Russia’s Fading Tsar

The Article: Russia’s Fading Tsar by Dakota Smith in The Speckled Axe.

The Text: For the last seven months, Russia has been a nation on the edge. Thousands of protesters have poured into the streets of Moscow and Saint Petersburg in the country’s largest display of political agitation since the early 1990s. The spark was the legislative election of December 2011 where allegations of widespread voter fraud by Putin’s political party, United Russia, sent a diverse array of groups into the streets.

Putin is more than just the Russian president; he considers himself the personal embodiment of the Russian state and has therefore taken the protests very personally. He has mocked the protesters, comparing their white ribbons to condoms, and has derided them as “agents of the West” who seek to destroy Russia. And via Twitter, state media has even accused U.S. Ambassador to Russia Michael McFaul of being the hidden force behind the protest movements.

The cracks in Putin’s aura of invincibility first started to appear in 2008 when Putin was serving as Prime Minister. Only a few months removed from his second term as President of the Russian Federation, Putin was a man as big as Russia itself. He had single-handedly saved the country from the chaos of the 1990s and was everything that his predecessor Boris Yeltsin had not been. Most of Russia was grateful.

But the global financial crisis of 2008 caught every nation by surprise and Russia was no exception. The economic miracle of Vladimir Putin’s presidency evaporated like a mirage. The decade-long growth, as it turned out, had been driven almost entirely by record-setting commodity prices. Structural deficits, corruption and inequality had been masked by $100 per barrel oil prices. Suddenly with a sharp decline in global commodities demand, Putin’s legacy was in jeopardy.

Over the next four years the Russian nation collectively fell out of love with Putin. Polls showed that he was still the country’s most popular politician, but it was certainly no love affair. New president Dmitry Medvedev proved to be a capable replacement. Quiet and academic, he was the exact opposite of Putin.

That’s not to say that Medvedev was wildly beloved by the Russian populace, either. A popular joke in Russia was to feign ignorance of Medvedev when asked by a foreigner to give an opinion on the power-sharing situation.

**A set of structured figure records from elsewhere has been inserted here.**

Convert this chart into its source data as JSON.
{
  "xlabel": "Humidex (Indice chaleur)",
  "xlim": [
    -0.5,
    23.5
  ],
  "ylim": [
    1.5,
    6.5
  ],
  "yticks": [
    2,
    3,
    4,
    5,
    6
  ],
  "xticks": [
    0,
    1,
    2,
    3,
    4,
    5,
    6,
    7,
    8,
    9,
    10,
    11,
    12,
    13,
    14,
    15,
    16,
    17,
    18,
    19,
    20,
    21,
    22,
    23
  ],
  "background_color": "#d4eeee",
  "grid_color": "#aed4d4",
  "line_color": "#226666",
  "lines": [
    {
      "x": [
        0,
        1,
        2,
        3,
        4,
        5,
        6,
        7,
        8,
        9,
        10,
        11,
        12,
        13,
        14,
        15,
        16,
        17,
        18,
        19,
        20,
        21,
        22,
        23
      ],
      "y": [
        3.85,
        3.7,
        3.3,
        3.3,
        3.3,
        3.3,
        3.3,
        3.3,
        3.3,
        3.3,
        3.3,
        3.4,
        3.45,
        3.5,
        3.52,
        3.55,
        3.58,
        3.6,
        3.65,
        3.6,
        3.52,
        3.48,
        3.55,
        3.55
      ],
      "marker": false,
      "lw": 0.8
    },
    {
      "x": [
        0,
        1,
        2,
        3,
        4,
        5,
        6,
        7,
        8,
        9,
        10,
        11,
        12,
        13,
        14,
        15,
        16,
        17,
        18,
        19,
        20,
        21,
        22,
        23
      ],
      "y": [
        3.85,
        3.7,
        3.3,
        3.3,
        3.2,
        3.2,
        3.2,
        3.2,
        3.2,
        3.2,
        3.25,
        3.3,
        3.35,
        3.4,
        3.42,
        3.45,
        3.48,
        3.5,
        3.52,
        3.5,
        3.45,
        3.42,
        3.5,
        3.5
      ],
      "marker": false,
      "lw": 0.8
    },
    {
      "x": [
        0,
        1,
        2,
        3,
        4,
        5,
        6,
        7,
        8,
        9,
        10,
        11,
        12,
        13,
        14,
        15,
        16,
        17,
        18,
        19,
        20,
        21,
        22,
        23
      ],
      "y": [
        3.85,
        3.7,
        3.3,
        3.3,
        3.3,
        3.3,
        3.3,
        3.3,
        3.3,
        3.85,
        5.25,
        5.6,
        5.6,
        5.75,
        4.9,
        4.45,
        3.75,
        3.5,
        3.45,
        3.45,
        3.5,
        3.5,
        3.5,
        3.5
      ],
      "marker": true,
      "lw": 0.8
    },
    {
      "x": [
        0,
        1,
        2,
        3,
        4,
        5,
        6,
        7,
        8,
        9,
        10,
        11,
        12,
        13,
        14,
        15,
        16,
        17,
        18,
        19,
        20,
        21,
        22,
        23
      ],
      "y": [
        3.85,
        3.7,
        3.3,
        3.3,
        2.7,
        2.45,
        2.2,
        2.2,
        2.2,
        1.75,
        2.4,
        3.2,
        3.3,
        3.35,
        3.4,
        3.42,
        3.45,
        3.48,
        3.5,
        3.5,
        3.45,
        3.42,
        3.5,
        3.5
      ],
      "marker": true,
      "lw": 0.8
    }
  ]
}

But on the heels of news reports suggesting a growing animosity between Medvedev and Putin, it came as a shock to many Russians when in September 2011 Medvedev announced that he would not seek a second term as President, therefore opening the door for Putin’s return.

Denied the opportunity to choose between the two men as their next president, the conditions were ripe for public discontent. The controversy surrounding the December legislative elections drove home the point that the government no longer felt it necessary to even pretend that democracy existed in Russia.

Seven months later and the protests show no signs of abating. The first large-scale protest since Putin’s inauguration in early May took place in Moscow on Russia Day, June 12th. Just a few days before, on June 8th, Putin signed into law anti-protest legislation that greatly increased the maximum fines doled out to protesters. Protesters arrested in acts of public defiance now faced fines up to 300,000 Rubles (9,150 US dollars).

The protest leaders had labeled the demonstration as “Russia Day Without Putin,” with opposition leaders estimating the number of protesters at 50,000, in spite of increased government crackdowns on protesters.

While the protests have received mostly negative coverage by Russia’s state-owned media, they have been heavily covered in the foreign press with many Western newspapers heralding the Russian “middle class revolution.” However, Russian author and critic Masha Gessen disputes the foreign perception that this is a petit bourgeois revolution and instead points to polling data of protest participants which suggests a diverse group of ages and socioeconomic statuses. This, she says, is evidence that discontent is more widespread than the convenient “middle class revolution” headline. For Gessen, the most astonishing figure is that 22% of the protesters at a December rally were over the age of 55.

In what may be a disturbing sign of a government crackdown yet to come, Russian lawmakers have recently introduced a bill that would add Vkontakte, the largest European social networking site (think Facebook with a ruskie flourish), to the list of state strategic assets. The state would effectively become the company’s silent business partner, with Vkontakte barred from seeking foreign investors without government approval. Somewhat ironically, final word on this new law rests with Dmitry Medvedev, the nation’s current prime minister.

Social media’s role in the Arab Spring revolutions has been well documented and the timing of this law has been called into question. The Russian Foreign Ministry’s recent “Twitter attack” on the U.S. ambassador reveals that the state is not above harnessing social media to settle political scores, even petty ones.

It remains to be seen whether the current Russian protest movement will effect real change or simply fizzle out. Authoritarian leaders and public discontent are stories as old as Russia itself. But as the lawless 1990s continue to fade from the nation’s memory, it seems clear that it will be harder for Putin to maintain his grip on power. Because while Russians will surrender some freedoms for prosperity, the protests have shown that they will not tolerate being treated like fools.